Korynn Newville is the author of the book Indiscernible Elements: Calcium. She is an architectural designer and artist.
Q: What inspired you to write Indiscernible Elements: Calcium?
A: The architecture field seems to be a mystery to people. Especially with types of materials that are being used for buildings.
A book, to me is a way for an individual to start thinking about the built environment in different ways. This is something that you can hold, pass around and openly discuss to learn about architecture in traditional sense.
Q:
On your website, it says that “architects can no longer draw, design and think
from only a human perspective. by creating stories, drawings and designs
through alternative perspectives, it can expose new relationships and ideas to
a changed world.” Can you say more about that?
A: I believe through imagination and fiction we can create solutions for our
nonfiction world. If humans only look at a problem from the same perspective,
we may never find a new type of solution or idea.
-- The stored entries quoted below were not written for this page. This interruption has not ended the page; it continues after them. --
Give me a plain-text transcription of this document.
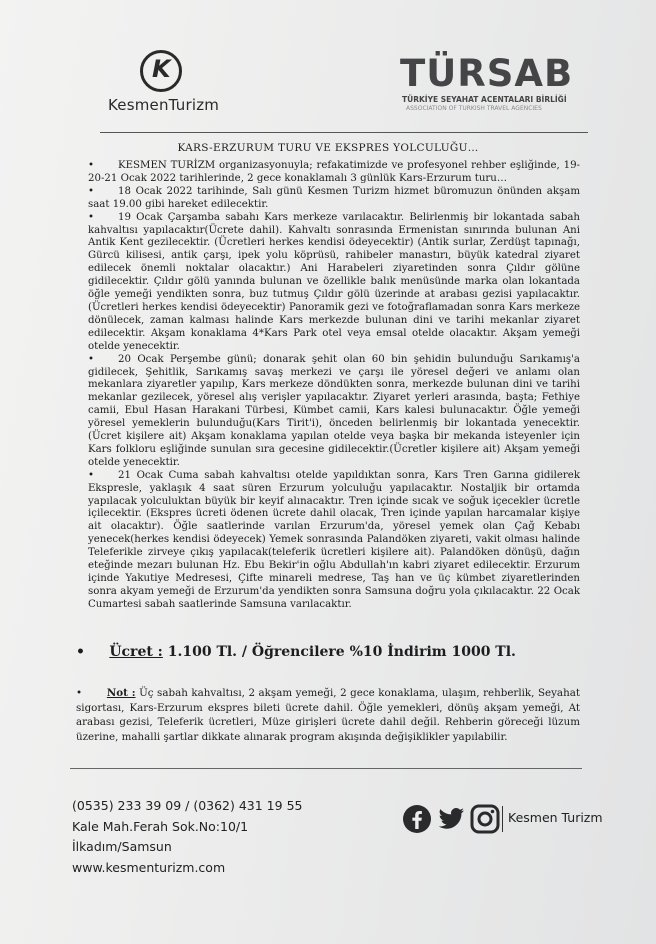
K
KesmenTurizm
TÜRSAB
TÜRKİYE SEYAHAT ACENTALARI BİRLİĞİ
ASSOCIATION OF TURKISH TRAVEL AGENCIES
KARS-ERZURUM TURU VE EKSPRES YOLCULUĞU…

• KESMEN TURİZM organizasyonuyla; refakatimizde ve profesyonel rehber eşliğinde, 19-20-21 Ocak 2022 tarihlerinde, 2 gece konaklamalı 3 günlük Kars-Erzurum turu…

• 18 Ocak 2022 tarihinde, Salı günü Kesmen Turizm hizmet büromuzun önünden akşam saat 19.00 gibi hareket edilecektir.

• 19 Ocak Çarşamba sabahı Kars merkeze varılacaktır. Belirlenmiş bir lokantada sabah kahvaltısı yapılacaktır(Ücrete dahil). Kahvaltı sonrasında Ermenistan sınırında bulunan Ani Antik Kent gezilecektir. (Ücretleri herkes kendisi ödeyecektir) (Antik surlar, Zerdüşt tapınağı, Gürcü kilisesi, antik çarşı, ipek yolu köprüsü, rahibeler manastırı, büyük katedral ziyaret edilecek önemli noktalar olacaktır.) Ani Harabeleri ziyaretinden sonra Çıldır gölüne gidilecektir. Çıldır gölü yanında bulunan ve özellikle balık menüsünde marka olan lokantada öğle yemeği yendikten sonra, buz tutmuş Çıldır gölü üzerinde at arabası gezisi yapılacaktır.(Ücretleri herkes kendisi ödeyecektir) Panoramik gezi ve fotoğraflamadan sonra Kars merkeze dönülecek, zaman kalması halinde Kars merkezde bulunan dini ve tarihi mekanlar ziyaret edilecektir. Akşam konaklama 4*Kars Park otel veya emsal otelde olacaktır. Akşam yemeği otelde yenecektir.

• 20 Ocak Perşembe günü; donarak şehit olan 60 bin şehidin bulunduğu Sarıkamış'a gidilecek, Şehitlik, Sarıkamış savaş merkezi ve çarşı ile yöresel değeri ve anlamı olan mekanlara ziyaretler yapılıp, Kars merkeze döndükten sonra, merkezde bulunan dini ve tarihi mekanlar gezilecek, yöresel alış verişler yapılacaktır. Ziyaret yerleri arasında, başta; Fethiye camii, Ebul Hasan Harakani Türbesi, Kümbet camii, Kars kalesi bulunacaktır. Öğle yemeği yöresel yemeklerin bulunduğu(Kars Tirit'i), önceden belirlenmiş bir lokantada yenecektir.(Ücret kişilere ait) Akşam konaklama yapılan otelde veya başka bir mekanda isteyenler için Kars folkloru eşliğinde sunulan sıra gecesine gidilecektir.(Ücretler kişilere ait) Akşam yemeği otelde yenecektir.

• 21 Ocak Cuma sabah kahvaltısı otelde yapıldıktan sonra, Kars Tren Garına gidilerek Ekspresle, yaklaşık 4 saat süren Erzurum yolculuğu yapılacaktır. Nostaljik bir ortamda yapılacak yolculuktan büyük bir keyif alınacaktır. Tren içinde sıcak ve soğuk içecekler ücretle içilecektir. (Ekspres ücreti ödenen ücrete dahil olacak, Tren içinde yapılan harcamalar kişiye ait olacaktır). Öğle saatlerinde varılan Erzurum'da, yöresel yemek olan Çağ Kebabı yenecek(herkes kendisi ödeyecek) Yemek sonrasında Palandöken ziyareti, vakit olması halinde Teleferikle zirveye çıkış yapılacak(teleferik ücretleri kişilere ait). Palandöken dönüşü, dağın eteğinde mezarı bulunan Hz. Ebu Bekir'in oğlu Abdullah'ın kabri ziyaret edilecektir. Erzurum içinde Yakutiye Medresesi, Çifte minareli medrese, Taş han ve üç kümbet ziyaretlerinden sonra akyam yemeği de Erzurum'da yendikten sonra Samsuna doğru yola çıkılacaktır. 22 Ocak Cumartesi sabah saatlerinde Samsuna varılacaktır.

• Ücret : 1.100 Tl. / Öğrencilere %10 İndirim 1000 Tl.
• Not : Üç sabah kahvaltısı, 2 akşam yemeği, 2 gece konaklama, ulaşım, rehberlik, Seyahat sigortası, Kars-Erzurum ekspres bileti ücrete dahil. Öğle yemekleri, dönüş akşam yemeği, At arabası gezisi, Teleferik ücretleri, Müze girişleri ücrete dahil değil. Rehberin göreceği lüzum üzerine, mahalli şartlar dikkate alınarak program akışında değişiklikler yapılabilir.
(0535) 233 39 09 / (0362) 431 19 55
Kale Mah.Ferah Sok.No:10/1
İlkadım/Samsun
www.kesmenturizm.com
Kesmen Turizm
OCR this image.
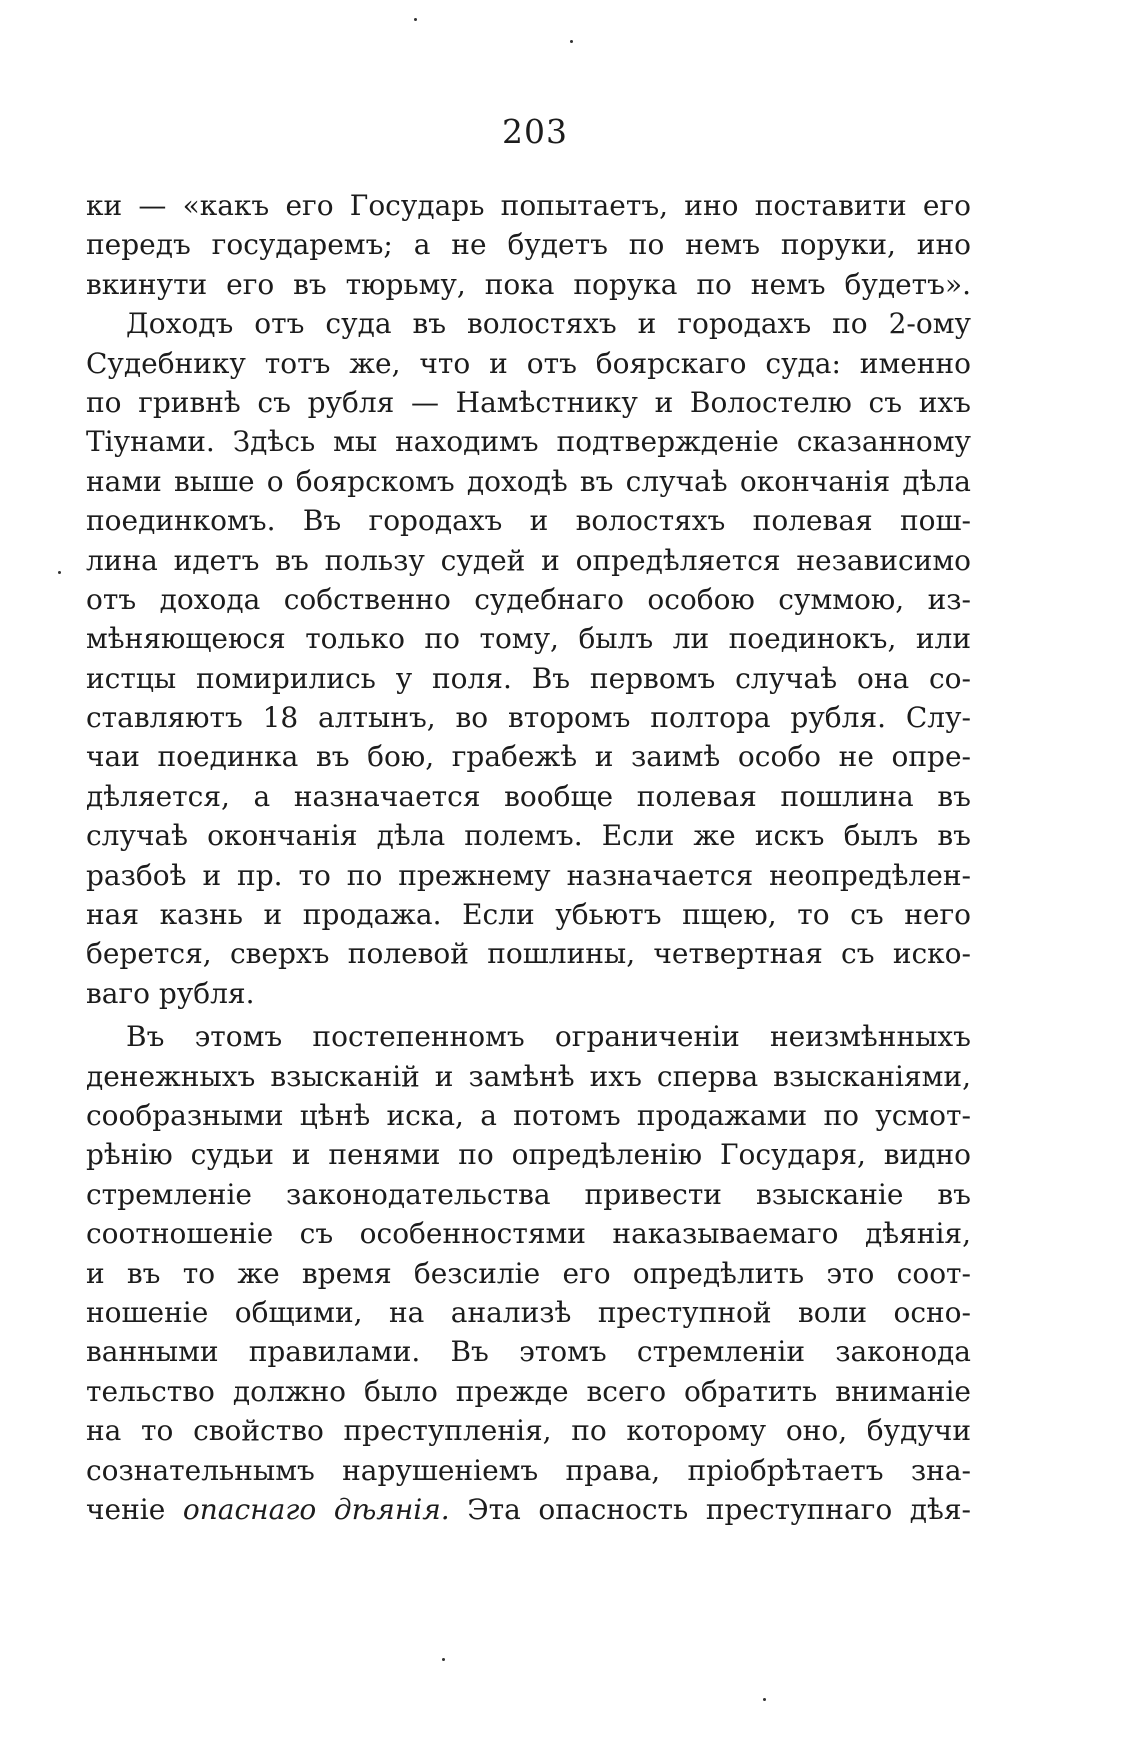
203
ки — «какъ его Государь попытаетъ, ино поставити его
передъ государемъ; а не будетъ по немъ поруки, ино
вкинути его въ тюрьму, пока порука по немъ будетъ».
Доходъ отъ суда въ волостяхъ и городахъ по 2-ому
Судебнику тотъ же, что и отъ боярскаго суда: именно
по гривнѣ съ рубля — Намѣстнику и Волостелю съ ихъ
Тіунами. Здѣсь мы находимъ подтвержденіе сказанному
нами выше о боярскомъ доходѣ въ случаѣ окончанія дѣла
поединкомъ. Въ городахъ и волостяхъ полевая пош-
лина идетъ въ пользу судей и опредѣляется независимо
отъ дохода собственно судебнаго особою суммою, из-
мѣняющеюся только по тому, былъ ли поединокъ, или
истцы помирились у поля. Въ первомъ случаѣ она со-
ставляютъ 18 алтынъ, во второмъ полтора рубля. Слу-
чаи поединка въ бою, грабежѣ и заимѣ особо не опре-
дѣляется, а назначается вообще полевая пошлина въ
случаѣ окончанія дѣла полемъ. Если же искъ былъ въ
разбоѣ и пр. то по прежнему назначается неопредѣлен-
ная казнь и продажа. Если убьютъ пщею, то съ него
берется, сверхъ полевой пошлины, четвертная съ иско-
ваго рубля.
Въ этомъ постепенномъ ограниченіи неизмѣнныхъ
денежныхъ взысканій и замѣнѣ ихъ сперва взысканіями,
сообразными цѣнѣ иска, а потомъ продажами по усмот-
рѣнію судьи и пенями по опредѣленію Государя, видно
стремленіе законодательства привести взысканіе въ
соотношеніе съ особенностями наказываемаго дѣянія,
и въ то же время безсиліе его опредѣлить это соот-
ношеніе общими, на анализѣ преступной воли осно-
ванными правилами. Въ этомъ стремленіи законода
тельство должно было прежде всего обратить вниманіе
на то свойство преступленія, по которому оно, будучи
сознательнымъ нарушеніемъ права, пріобрѣтаетъ зна-
ченіе опаснаго дѣянія. Эта опасность преступнаго дѣя-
My book is from the perspective of Calcium exploring its life cycle. Calcium shows us the horror that the element goes through – the extraction, the modifications, the toxins that we are then releasing into our world.
By building new relationships with different specs of the planet, it’s my hope, to see materials differently so we can fight for the ones that cannot be replaced.
Q:
How was the book’s title chosen, and what does it signify for you?
A: Indiscernible means to not be able to see, and while we can see bones and calcium as an element together it’s nearly impossible to see the cycle the element brings us. We cannot see all of Calcium at once, or its growing phases to the naked eye.
Q:
What do you hope readers take away from the book?
A: I hope readers take away a new connection to the earth, the built environment and themselves. Hopefully leaving them with a different view of they are surrounded by every day.
Q:
What are you working on now?
A: I am working on the next book and element, Iron.